Brain discovery could help children with memory problems

30 Sep 2015, 3:44 p.m.

A discovery about an area of the brain crucial to storing memories could help children with developmental amnesia, according to a team from the UCL Institute of Child Health and Great Ormond Street Hospital (GOSH).

The team has established that the hippocampus near the centre of the brain holds the key to the brain’s ability to recall information, but is not essential for recognition. The researchers say the finding could help improve learning strategies for children with amnesia and others who encounter significant challenges remembering information.

The brain uses a tremendous amount of oxygen in order to function and its vulnerable structures can be damaged if its supply of oxygen is temporarily reduced (known as hypoxia). A damaged hippocampus can impede a child’s ability to remember past events and learn new information. Sometimes, the child’s understanding might remain, but they simply cannot remember the information later on. For example, a child may know the meaning of the word “zoo”, but not remember they had been there earlier in the day.

The researchers found the size of the hippocampus, diminished if starved of oxygen, correlated directly with scores on tests of ability to recall information but not with tests to recognise previously encountered names and images.

Researchers conducted memory tests on 29 study participants, the majority GOSH patients, who had sustained disturbances to the brain's oxygen supply around the time of birth or later in childhood. They were tested for their ability to remember verbal and visual information. This was assessed with and without prompts, as a means of testing recognition and recall respectively.

The results of these tests were compared against a healthy control group of individuals of comparable ages.
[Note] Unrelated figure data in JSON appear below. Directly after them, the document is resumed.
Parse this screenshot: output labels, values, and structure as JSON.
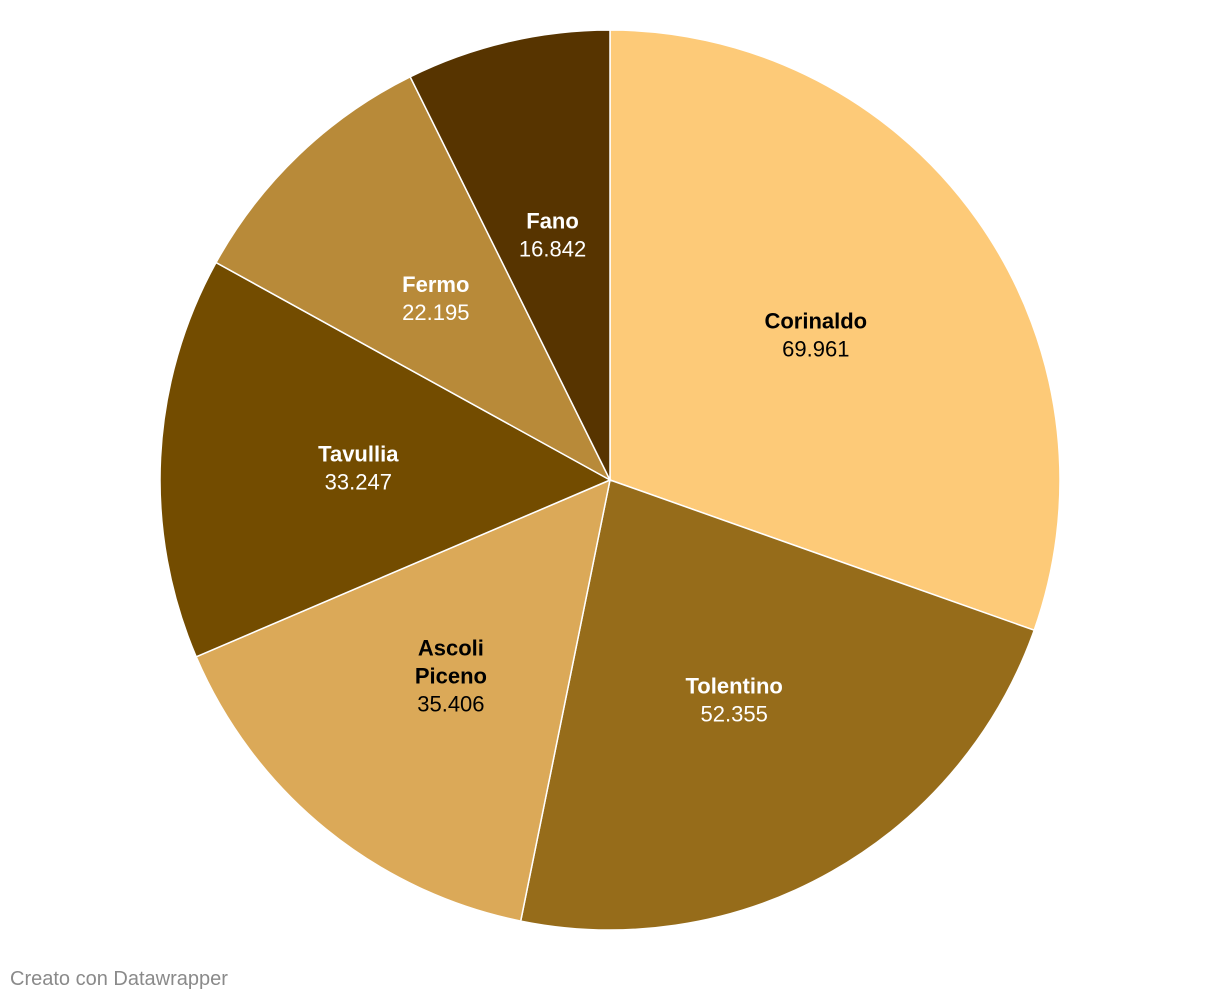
{
  "chart_data": {
    "type": "pie",
    "slices": [
      {
        "label": "Corinaldo",
        "value": 69961,
        "value_label": "69.961",
        "color": "#fdca78",
        "text_color": "#000000"
      },
      {
        "label": "Tolentino",
        "value": 52355,
        "value_label": "52.355",
        "color": "#966c1a",
        "text_color": "#ffffff"
      },
      {
        "label": "Ascoli Piceno",
        "label_lines": [
          "Ascoli",
          "Piceno"
        ],
        "value": 35406,
        "value_label": "35.406",
        "color": "#dba958",
        "text_color": "#000000"
      },
      {
        "label": "Tavullia",
        "value": 33247,
        "value_label": "33.247",
        "color": "#734c00",
        "text_color": "#ffffff"
      },
      {
        "label": "Fermo",
        "value": 22195,
        "value_label": "22.195",
        "color": "#b88a39",
        "text_color": "#ffffff"
      },
      {
        "label": "Fano",
        "value": 16842,
        "value_label": "16.842",
        "color": "#573400",
        "text_color": "#ffffff"
      }
    ],
    "start_angle": "12 o'clock",
    "direction": "clockwise"
  },
  "footer": {
    "credit": "Creato con Datawrapper"
  }
}
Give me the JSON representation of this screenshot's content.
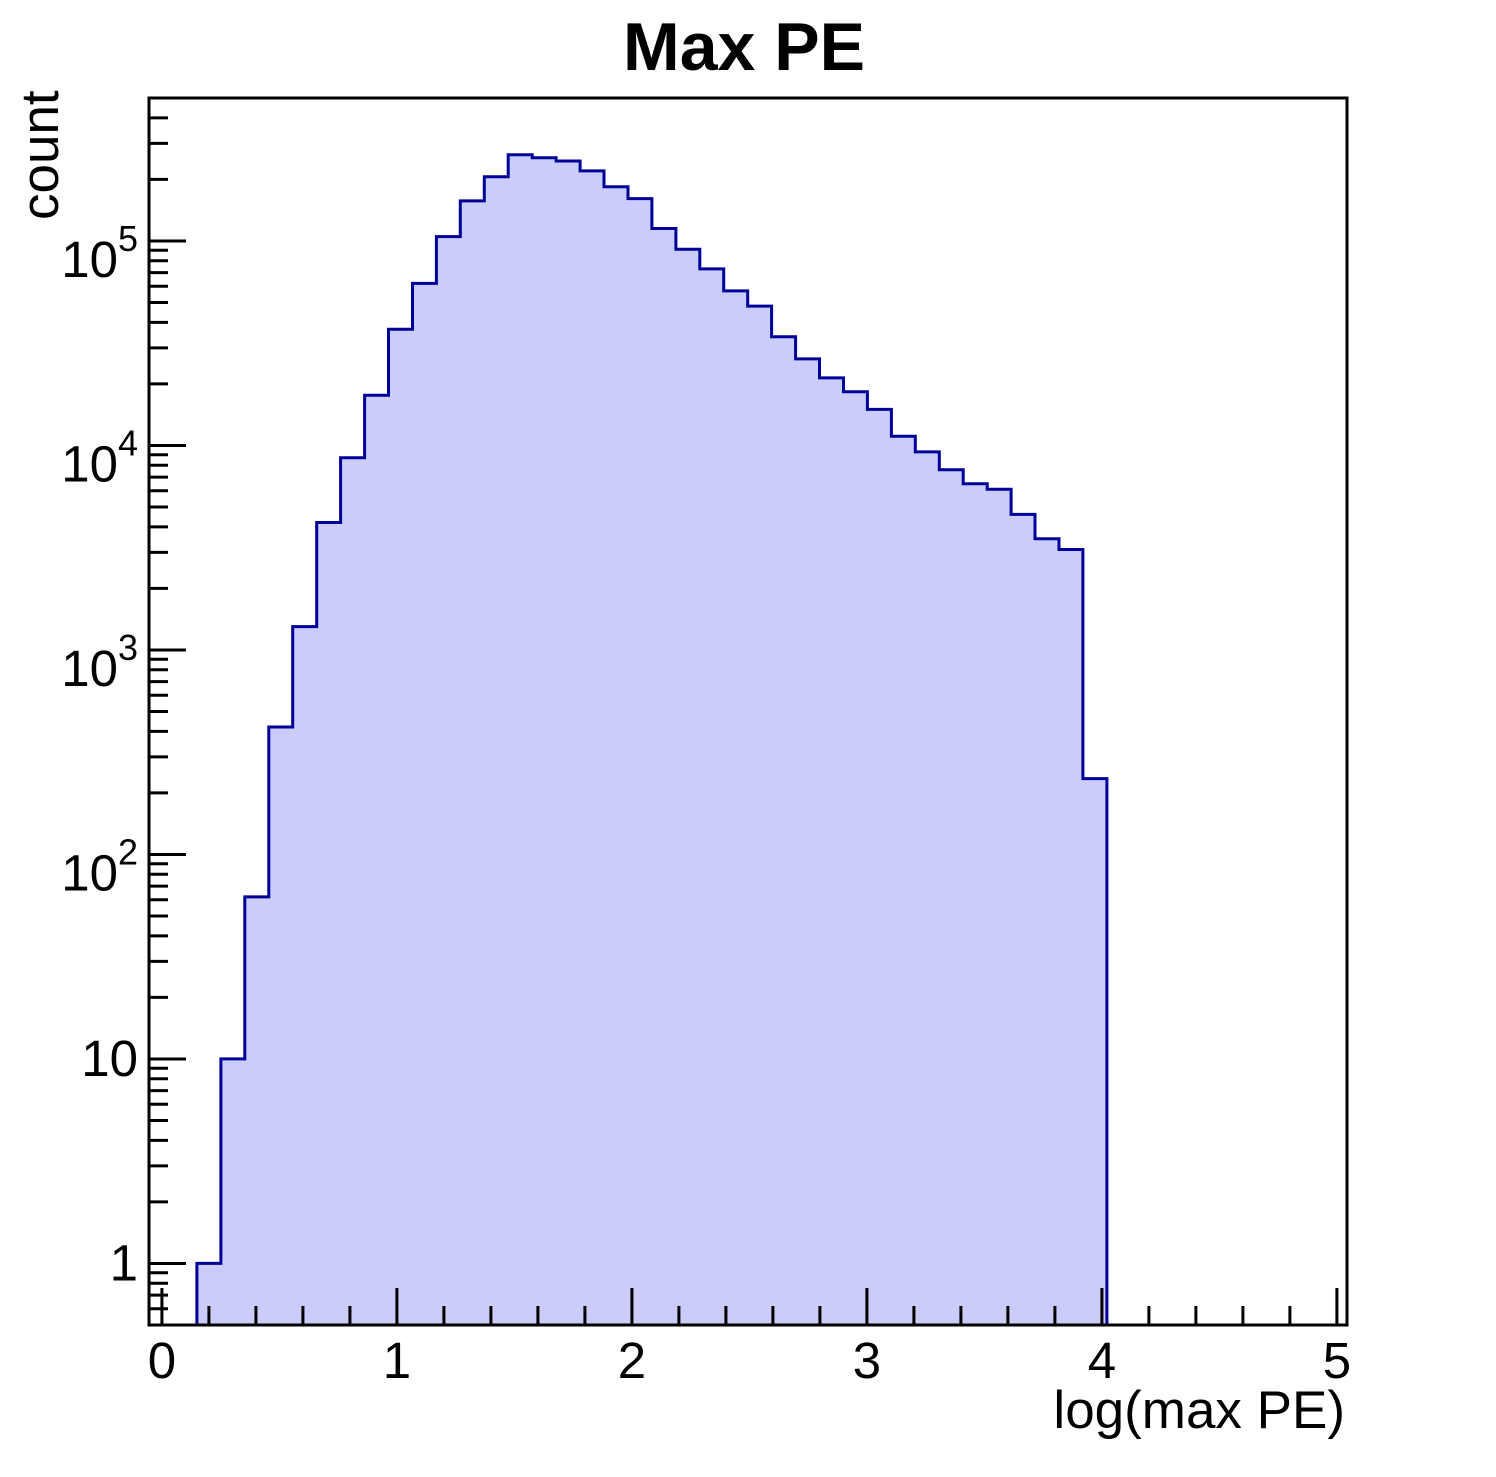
{
  "chart_data": {
    "type": "histogram",
    "title": "Max PE",
    "xlabel": "log(max PE)",
    "ylabel": "count",
    "y_scale": "log",
    "x_range": [
      -0.055,
      5.043
    ],
    "y_range": [
      0.5,
      500000
    ],
    "grid": false,
    "legend": "none",
    "x_major_ticks": [
      0,
      1,
      2,
      3,
      4,
      5
    ],
    "x_tick_labels": [
      "0",
      "1",
      "2",
      "3",
      "4",
      "5"
    ],
    "x_minor_tick_step": 0.2,
    "y_major_ticks": [
      1,
      10,
      100,
      1000,
      10000,
      100000
    ],
    "y_tick_labels": [
      {
        "value": 1,
        "text": "1",
        "sup": ""
      },
      {
        "value": 10,
        "text": "10",
        "sup": ""
      },
      {
        "value": 100,
        "text": "10",
        "sup": "2"
      },
      {
        "value": 1000,
        "text": "10",
        "sup": "3"
      },
      {
        "value": 10000,
        "text": "10",
        "sup": "4"
      },
      {
        "value": 100000,
        "text": "10",
        "sup": "5"
      }
    ],
    "bin_start": 0.149,
    "bin_width": 0.1019,
    "counts": [
      1,
      10,
      62,
      420,
      1300,
      4200,
      8700,
      17600,
      37000,
      62000,
      105000,
      157000,
      206000,
      264000,
      255000,
      246000,
      220000,
      184000,
      161000,
      115000,
      91000,
      73000,
      57000,
      48000,
      34000,
      26500,
      21400,
      18300,
      15000,
      11100,
      9300,
      7600,
      6500,
      6100,
      4600,
      3500,
      3100,
      235
    ],
    "colors": {
      "fill": "#ccccfa",
      "line": "#000099",
      "axis": "#000000",
      "text": "#000000",
      "background": "#ffffff"
    }
  }
}
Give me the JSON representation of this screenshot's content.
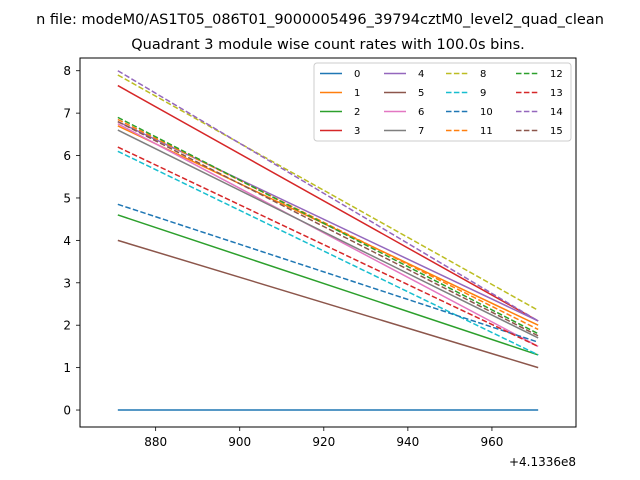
{
  "suptitle": "n file: modeM0/AS1T05_086T01_9000005496_39794cztM0_level2_quad_clean",
  "chart_data": {
    "type": "line",
    "title": "Quadrant 3 module wise count rates with 100.0s bins.",
    "xlabel": "",
    "ylabel": "",
    "x_offset_label": "+4.1336e8",
    "x": [
      871,
      971
    ],
    "xlim": [
      862,
      980
    ],
    "ylim": [
      -0.4,
      8.3
    ],
    "xticks": [
      880,
      900,
      920,
      940,
      960
    ],
    "xtick_labels": [
      "880",
      "900",
      "920",
      "940",
      "960"
    ],
    "yticks": [
      0,
      1,
      2,
      3,
      4,
      5,
      6,
      7,
      8
    ],
    "ytick_labels": [
      "0",
      "1",
      "2",
      "3",
      "4",
      "5",
      "6",
      "7",
      "8"
    ],
    "grid": false,
    "legend_position": "top-right",
    "legend_columns": 4,
    "series": [
      {
        "name": "0",
        "values": [
          0.0,
          0.0
        ],
        "color": "#1f77b4",
        "dash": "solid"
      },
      {
        "name": "1",
        "values": [
          6.7,
          2.0
        ],
        "color": "#ff7f0e",
        "dash": "solid"
      },
      {
        "name": "2",
        "values": [
          4.6,
          1.3
        ],
        "color": "#2ca02c",
        "dash": "solid"
      },
      {
        "name": "3",
        "values": [
          7.65,
          2.1
        ],
        "color": "#d62728",
        "dash": "solid"
      },
      {
        "name": "4",
        "values": [
          6.8,
          2.1
        ],
        "color": "#9467bd",
        "dash": "solid"
      },
      {
        "name": "5",
        "values": [
          4.0,
          1.0
        ],
        "color": "#8c564b",
        "dash": "solid"
      },
      {
        "name": "6",
        "values": [
          6.75,
          1.5
        ],
        "color": "#e377c2",
        "dash": "solid"
      },
      {
        "name": "7",
        "values": [
          6.6,
          1.7
        ],
        "color": "#7f7f7f",
        "dash": "solid"
      },
      {
        "name": "8",
        "values": [
          7.9,
          2.35
        ],
        "color": "#bcbd22",
        "dash": "dashed"
      },
      {
        "name": "9",
        "values": [
          6.1,
          1.3
        ],
        "color": "#17becf",
        "dash": "dashed"
      },
      {
        "name": "10",
        "values": [
          4.85,
          1.6
        ],
        "color": "#1f77b4",
        "dash": "dashed"
      },
      {
        "name": "11",
        "values": [
          6.85,
          1.9
        ],
        "color": "#ff7f0e",
        "dash": "dashed"
      },
      {
        "name": "12",
        "values": [
          6.9,
          1.8
        ],
        "color": "#2ca02c",
        "dash": "dashed"
      },
      {
        "name": "13",
        "values": [
          6.2,
          1.5
        ],
        "color": "#d62728",
        "dash": "dashed"
      },
      {
        "name": "14",
        "values": [
          8.0,
          2.1
        ],
        "color": "#9467bd",
        "dash": "dashed"
      },
      {
        "name": "15",
        "values": [
          6.8,
          1.75
        ],
        "color": "#8c564b",
        "dash": "dashed"
      }
    ]
  }
}
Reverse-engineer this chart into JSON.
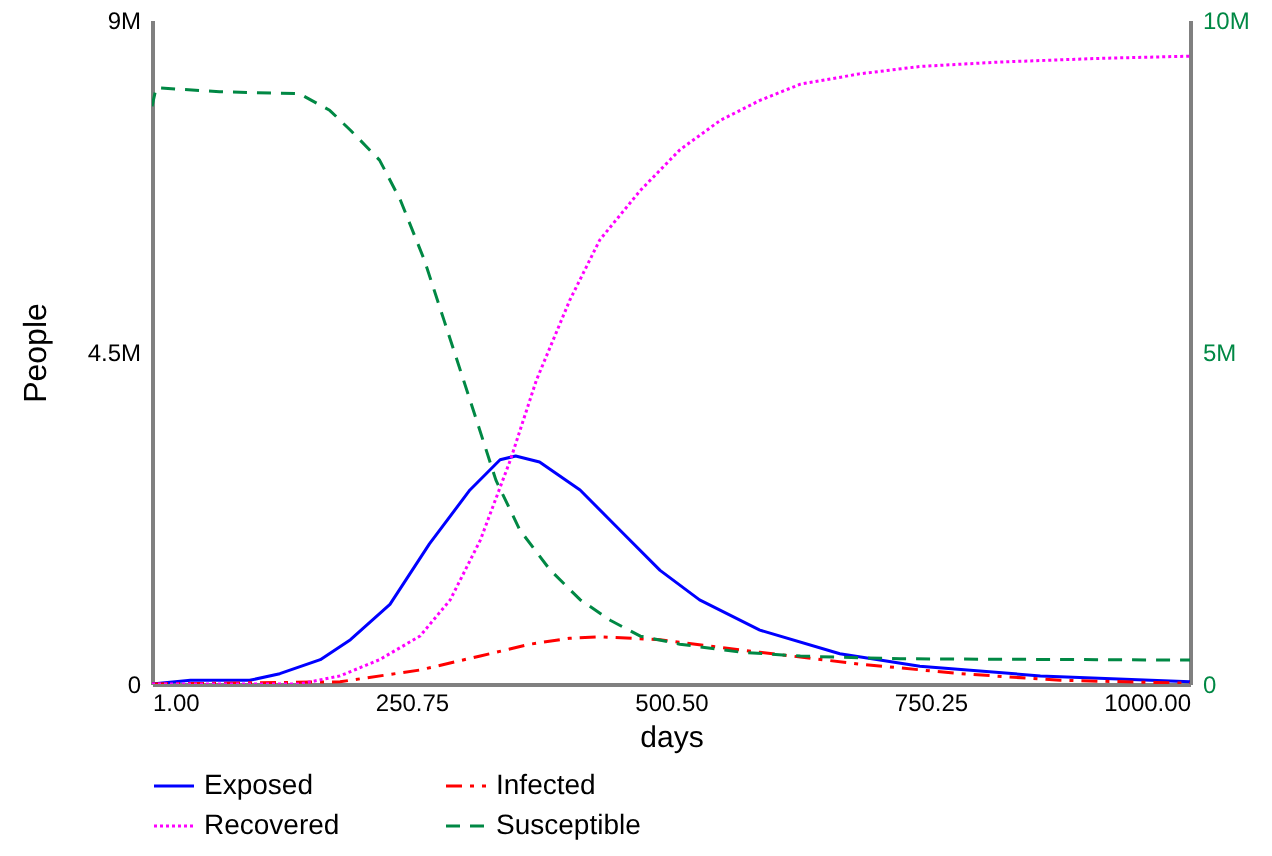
{
  "chart_data": {
    "type": "line",
    "xlabel": "days",
    "ylabel": "People",
    "xlim": [
      1,
      1000
    ],
    "xticks": [
      {
        "value": 1,
        "label": "1.00"
      },
      {
        "value": 250.75,
        "label": "250.75"
      },
      {
        "value": 500.5,
        "label": "500.50"
      },
      {
        "value": 750.25,
        "label": "750.25"
      },
      {
        "value": 1000,
        "label": "1000.00"
      }
    ],
    "ylim": [
      0,
      9000000
    ],
    "yticks": [
      {
        "value": 0,
        "label": "0"
      },
      {
        "value": 4500000,
        "label": "4.5M"
      },
      {
        "value": 9000000,
        "label": "9M"
      }
    ],
    "y2lim": [
      0,
      10000000
    ],
    "y2ticks": [
      {
        "value": 0,
        "label": "0"
      },
      {
        "value": 5000000,
        "label": "5M"
      },
      {
        "value": 10000000,
        "label": "10M"
      }
    ],
    "legend": "bottom",
    "grid": false,
    "series": [
      {
        "name": "Exposed",
        "color": "#0000ff",
        "line_style": "solid",
        "x": [
          1,
          38,
          95,
          124,
          163,
          192,
          230,
          268,
          307,
          336,
          351,
          374,
          413,
          451,
          490,
          528,
          586,
          663,
          740,
          856,
          1000
        ],
        "values": [
          0,
          50000,
          50000,
          140000,
          330000,
          600000,
          1080000,
          1900000,
          2630000,
          3040000,
          3090000,
          3010000,
          2630000,
          2090000,
          1540000,
          1140000,
          730000,
          410000,
          240000,
          110000,
          30000
        ]
      },
      {
        "name": "Infected",
        "color": "#ff0000",
        "line_style": "dashdot",
        "x": [
          1,
          182,
          259,
          317,
          365,
          403,
          432,
          490,
          586,
          682,
          779,
          875,
          1000
        ],
        "values": [
          0,
          30000,
          190000,
          380000,
          540000,
          620000,
          640000,
          600000,
          430000,
          270000,
          140000,
          50000,
          10000
        ]
      },
      {
        "name": "Recovered",
        "color": "#ff00ff",
        "line_style": "dotted",
        "x": [
          1,
          143,
          182,
          220,
          259,
          288,
          317,
          346,
          371,
          403,
          432,
          471,
          509,
          548,
          586,
          625,
          682,
          740,
          817,
          913,
          1000
        ],
        "values": [
          0,
          0,
          110000,
          330000,
          650000,
          1140000,
          1950000,
          3040000,
          4120000,
          5200000,
          6020000,
          6690000,
          7240000,
          7640000,
          7910000,
          8130000,
          8270000,
          8370000,
          8430000,
          8480000,
          8510000
        ]
      },
      {
        "name": "Susceptible",
        "color": "#008844",
        "line_style": "dashed",
        "axis": "y2",
        "x": [
          1,
          5,
          66,
          143,
          172,
          192,
          220,
          240,
          263,
          282,
          307,
          332,
          355,
          384,
          413,
          442,
          471,
          509,
          567,
          625,
          721,
          1000
        ],
        "values": [
          8700000,
          8980000,
          8920000,
          8890000,
          8640000,
          8340000,
          7890000,
          7290000,
          6390000,
          5480000,
          4280000,
          3070000,
          2320000,
          1720000,
          1270000,
          960000,
          720000,
          600000,
          480000,
          420000,
          380000,
          360000
        ]
      }
    ]
  }
}
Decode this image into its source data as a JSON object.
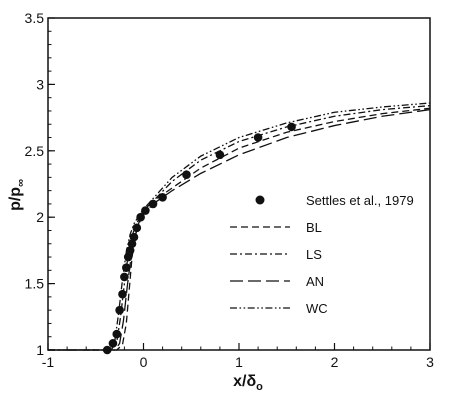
{
  "chart_data": {
    "type": "line",
    "title": "",
    "xlabel": "x/δ",
    "xlabel_sub": "o",
    "ylabel": "p/p",
    "ylabel_sub": "∞",
    "xlim": [
      -1,
      3
    ],
    "ylim": [
      1,
      3.5
    ],
    "xticks": [
      "-1",
      "0",
      "1",
      "2",
      "3"
    ],
    "yticks": [
      "1",
      "1.5",
      "2",
      "2.5",
      "3",
      "3.5"
    ],
    "grid": false,
    "legend_position": "right",
    "series": [
      {
        "name": "Settles et al., 1979",
        "style": "markers",
        "x": [
          -0.38,
          -0.32,
          -0.28,
          -0.25,
          -0.22,
          -0.2,
          -0.18,
          -0.16,
          -0.14,
          -0.12,
          -0.1,
          -0.07,
          -0.03,
          0.02,
          0.1,
          0.2,
          0.45,
          0.8,
          1.2,
          1.55
        ],
        "y": [
          1.0,
          1.05,
          1.12,
          1.3,
          1.42,
          1.55,
          1.62,
          1.7,
          1.75,
          1.8,
          1.85,
          1.92,
          2.0,
          2.05,
          2.1,
          2.15,
          2.32,
          2.47,
          2.6,
          2.68
        ]
      },
      {
        "name": "BL",
        "style": "dash",
        "x": [
          -1,
          -0.28,
          -0.22,
          -0.18,
          -0.15,
          -0.12,
          -0.08,
          -0.04,
          0.0,
          0.1,
          0.3,
          0.6,
          1.0,
          1.5,
          2.0,
          2.5,
          3.0
        ],
        "y": [
          1.0,
          1.0,
          1.04,
          1.2,
          1.45,
          1.7,
          1.88,
          1.98,
          2.04,
          2.12,
          2.22,
          2.37,
          2.52,
          2.64,
          2.72,
          2.78,
          2.82
        ]
      },
      {
        "name": "LS",
        "style": "dashdot",
        "x": [
          -1,
          -0.34,
          -0.28,
          -0.24,
          -0.2,
          -0.16,
          -0.12,
          -0.08,
          -0.04,
          0.0,
          0.1,
          0.3,
          0.6,
          1.0,
          1.5,
          2.0,
          2.5,
          3.0
        ],
        "y": [
          1.0,
          1.0,
          1.06,
          1.25,
          1.5,
          1.72,
          1.86,
          1.94,
          2.0,
          2.05,
          2.12,
          2.27,
          2.43,
          2.57,
          2.68,
          2.76,
          2.81,
          2.84
        ]
      },
      {
        "name": "AN",
        "style": "longdash",
        "x": [
          -1,
          -0.3,
          -0.25,
          -0.21,
          -0.17,
          -0.13,
          -0.09,
          -0.05,
          0.0,
          0.1,
          0.3,
          0.6,
          1.0,
          1.5,
          2.0,
          2.5,
          3.0
        ],
        "y": [
          1.0,
          1.0,
          1.05,
          1.22,
          1.48,
          1.7,
          1.85,
          1.95,
          2.02,
          2.1,
          2.2,
          2.33,
          2.47,
          2.6,
          2.69,
          2.76,
          2.81
        ]
      },
      {
        "name": "WC",
        "style": "dashdotdot",
        "x": [
          -1,
          -0.36,
          -0.3,
          -0.26,
          -0.22,
          -0.18,
          -0.14,
          -0.1,
          -0.05,
          0.0,
          0.1,
          0.3,
          0.6,
          1.0,
          1.5,
          2.0,
          2.5,
          3.0
        ],
        "y": [
          1.0,
          1.0,
          1.07,
          1.28,
          1.53,
          1.74,
          1.87,
          1.95,
          2.01,
          2.06,
          2.14,
          2.3,
          2.46,
          2.6,
          2.71,
          2.79,
          2.83,
          2.86
        ]
      }
    ]
  }
}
MRI scans of the participants brains revealed that those with smaller hippocampi struggled significantly with the recall tasks while they achieved scores similar to those of controls on the recognition tasks. For instance, the participants with smaller hippocampi found it more difficult to recall the names of photographed individuals, but achieved similar results to the control group when they had the chance to choose the name among a list of names.

The findings of this new study, published in the Proceedings of the National Academy of Sciences (PNAS), suggest that children with developmental amnesia, who will have incurred damage to the hippocampus, should have different learning approaches that focus on utilising recognition memory rather than recall.

Professor Faraneh Vargha-Khadem, Head of Neuropsychology at Great Ormond Street Hospital and Head of Developmental Cognitive Neuroscience & Neuropsychiatry at UCL Institute of Child Health, said:

"The essential role the hippocampus holds in allowing us to save memories has long been known, but until now it was thought damage to it would cause problems in both recall and recognition memory. This study establishes that recognition actually must rely on a different structure within the brain, which has important implications for children with memory issues.

"Children are more at risk of developing developmental amnesia than others. They might be deprived of oxygen as a result of complications around the time of birth, or suffer cardiac or respiratory problems as a result of prematurity. This interruption of oxygen supply can interfere profoundly with a child’s daily life, not just their ability to participate at school but in their general self-esteem and confidence.

"The emphasis is often on the impairment, but really we should look at the abilities that are preserved and work to accommodate a child's strengths. Learning strategies for children with these memory problems should focus on recognition rather than recall to support these young people to reach their full potential."